Section of Epidemiology, Department of Public Health, Faculty of Health and Medical Sciences, University of Copenhagen, Copenhagen K, Denmark; Centre for Statistics in Medicine, Nuffield Department of Orthopaedics, Rheumatology and Musculoskeletal Sciences, Botnar Research Centre, University of Oxford, Windmill Road, Oxford, UK; Laboratory of Biostatistics, Epidemiology, Clinical Research and Health Economics, EA2415, Montpellier University, Montpellier, France; Departments of Anesthesia & Health Research Methods, Evidence, and Impact, Michael DeGroote School of Medicine, Faculty of Health Sciences, McMaster University and the Perioperative Research Group, Population Health Research Institute, Hamilton, Canada; Department of Pharmacy, Nîmes University Hospital, University of Montpellier, Nîmes, France.
Centre for Statistics in Medicine, Nuffield Department of Orthopaedics, Rheumatology and Musculoskeletal Sciences, Botnar Research Centre, University of Oxford, Windmill Road, Oxford, UK; NIHR Oxford Biomedical Research Centre, John Radcliffe Hospital, Oxford, UK.
J Clin Epidemiol. 2020 Sep;125:47-56. doi: 10.1016/j.jclinepi.2020.05.022. Epub 2020 May 25.
Causal treatment effects are estimated at the population level in randomized controlled trials, while clinical decision is often to be made at the individual level in practice. We aim to show how clinical prediction models used under a counterfactual framework may help to infer individualized treatment effects.
As an illustrative example, we reanalyze the International Stroke Trial. This large, multicenter trial enrolled 19,435 adult patients with suspected acute ischemic stroke from 36 countries, and reported a modest average benefit of aspirin (vs. no aspirin) on a composite outcome of death or dependency at 6 months. We derive and validate multivariable logistic regression models that predict the patient counterfactual risks of outcome with and without aspirin, conditionally on 23 predictors.

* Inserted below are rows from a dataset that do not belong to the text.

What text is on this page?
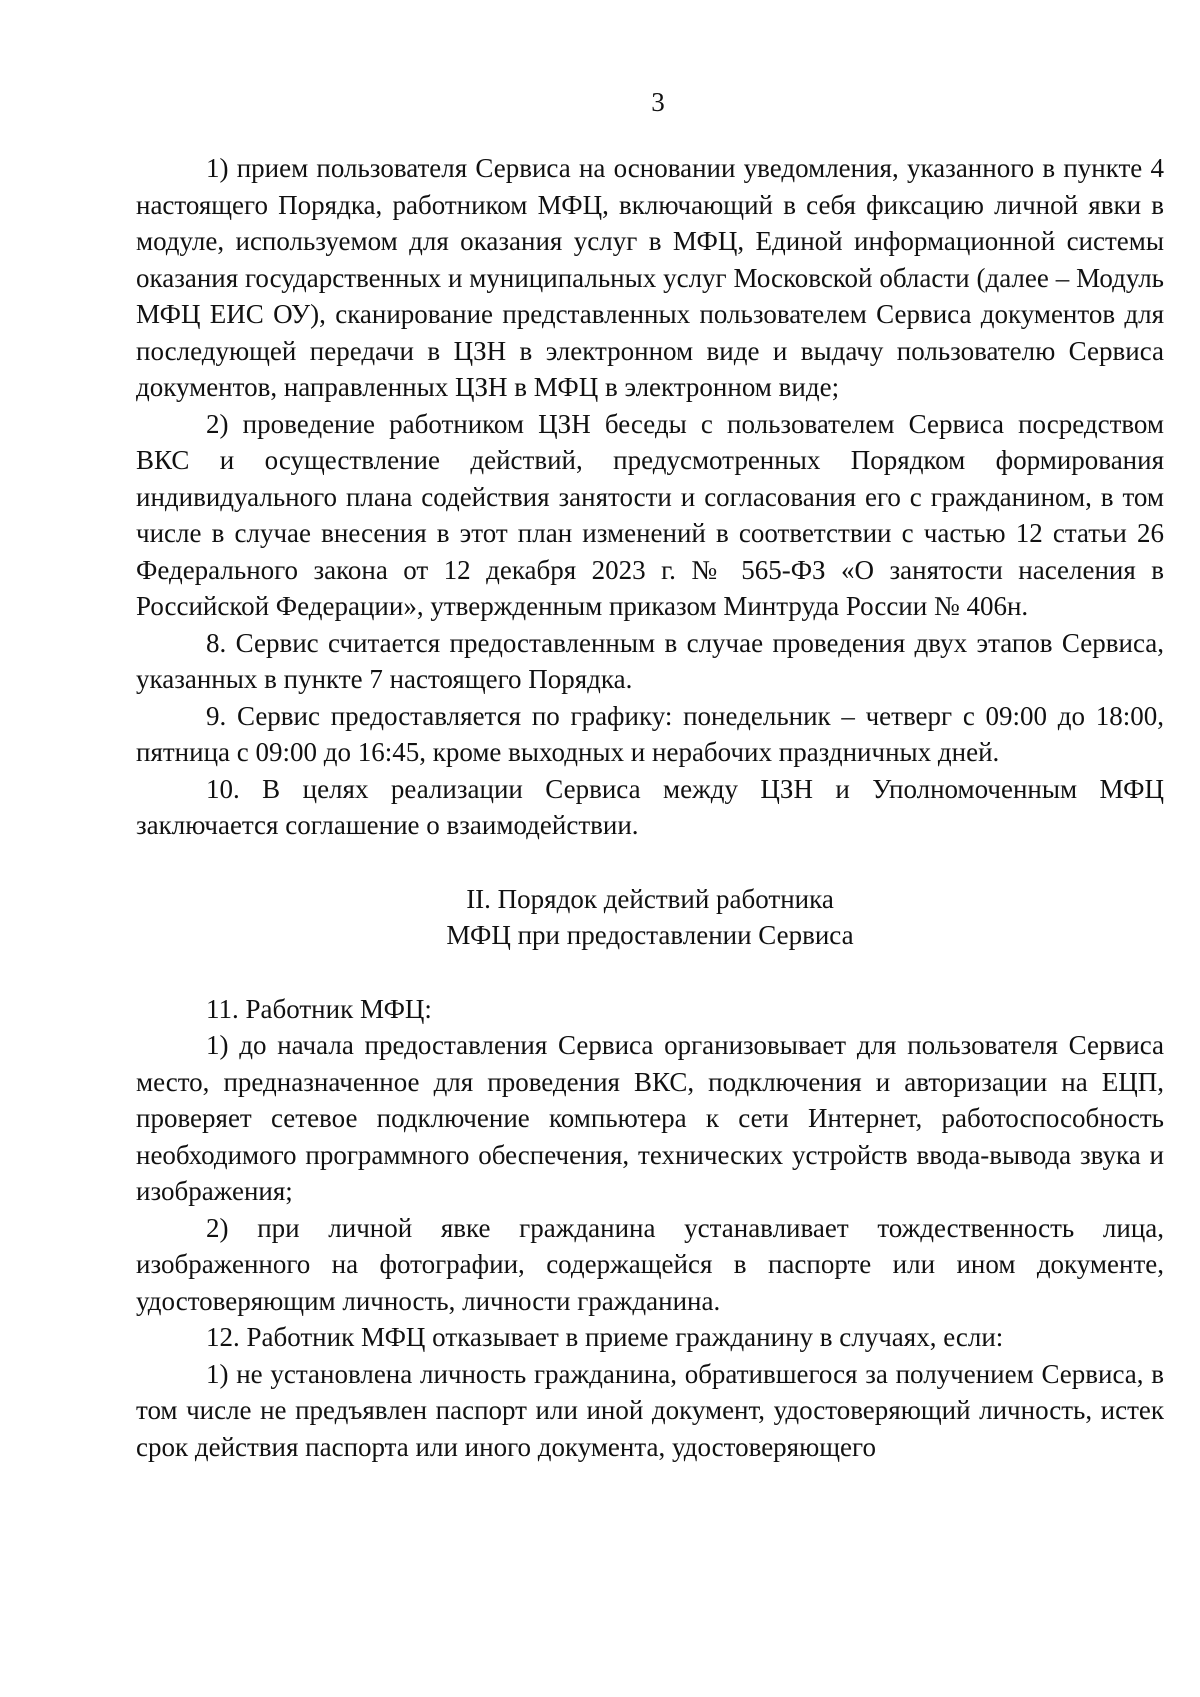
3

1) прием пользователя Сервиса на основании уведомления, указанного в пункте 4 настоящего Порядка, работником МФЦ, включающий в себя фиксацию личной явки в модуле, используемом для оказания услуг в МФЦ, Единой информационной системы оказания государственных и муниципальных услуг Московской области (далее – Модуль МФЦ ЕИС ОУ), сканирование представленных пользователем Сервиса документов для последующей передачи в ЦЗН в электронном виде и выдачу пользователю Сервиса документов, направленных ЦЗН в МФЦ в электронном виде;

2) проведение работником ЦЗН беседы с пользователем Сервиса посредством ВКС и осуществление действий, предусмотренных Порядком формирования индивидуального плана содействия занятости и согласования его с гражданином, в том числе в случае внесения в этот план изменений в соответствии с частью 12 статьи 26 Федерального закона от 12 декабря 2023 г. № 565-ФЗ «О занятости населения в Российской Федерации», утвержденным приказом Минтруда России № 406н.

8. Сервис считается предоставленным в случае проведения двух этапов Сервиса, указанных в пункте 7 настоящего Порядка.

9. Сервис предоставляется по графику: понедельник – четверг с 09:00 до 18:00, пятница с 09:00 до 16:45, кроме выходных и нерабочих праздничных дней.

10. В целях реализации Сервиса между ЦЗН и Уполномоченным МФЦ заключается соглашение о взаимодействии.

II. Порядок действий работника
МФЦ при предоставлении Сервиса

11. Работник МФЦ:

1) до начала предоставления Сервиса организовывает для пользователя Сервиса место, предназначенное для проведения ВКС, подключения и авторизации на ЕЦП, проверяет сетевое подключение компьютера к сети Интернет, работоспособность необходимого программного обеспечения, технических устройств ввода-вывода звука и изображения;

2) при личной явке гражданина устанавливает тождественность лица, изображенного на фотографии, содержащейся в паспорте или ином документе, удостоверяющим личность, личности гражданина.

12. Работник МФЦ отказывает в приеме гражданину в случаях, если:

1) не установлена личность гражданина, обратившегося за получением Сервиса, в том числе не предъявлен паспорт или иной документ, удостоверяющий личность, истек срок действия паспорта или иного документа, удостоверяющего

The counterfactual prediction models display good performance in terms of calibration and discrimination (validation c-statistics: 0.798 and 0.794). Comparing the counterfactual predicted risks on an absolute difference scale, we show that aspirin-despite an average benefit-may increase the risk of death or dependency at 6 months (compared with the control) in a quarter of stroke patients.
Counterfactual prediction models could help researchers and clinicians (i) infer individualized treatment effects and (ii) better target patients who may benefit from treatments.
在随机对照试验中,因果治疗效果是在人群水平上估计的,而在实践中,临床决策通常是在个体水平上做出的。我们旨在展示在反事实框架下使用的临床预测模型如何帮助推断个体化的治疗效果。
作为一个说明性的例子,我们重新分析了国际中风试验。这项大型、多中心试验纳入了来自 36 个国家的 19435 名疑似急性缺血性中风的成年患者,报告阿司匹林(与无阿司匹林相比)对 6 个月时死亡或依赖的复合结局有适度的平均益处。我们得出并验证了多变量逻辑回归模型,这些模型预测了患者在有和无阿司匹林的情况下,在 23 个预测因素条件下的结果的反事实风险。
反事实预测模型在校准和区分方面表现良好(验证 C 统计量:0.798 和 0.794)。在绝对差异尺度上比较反事实预测的风险,我们表明,尽管阿司匹林有平均益处,但在四分之一的中风患者中,阿司匹林可能会增加 6 个月时死亡或依赖的风险(与对照组相比)。
反事实预测模型可以帮助研究人员和临床医生(i)推断个体化的治疗效果,(ii)更好地针对可能受益于治疗的患者。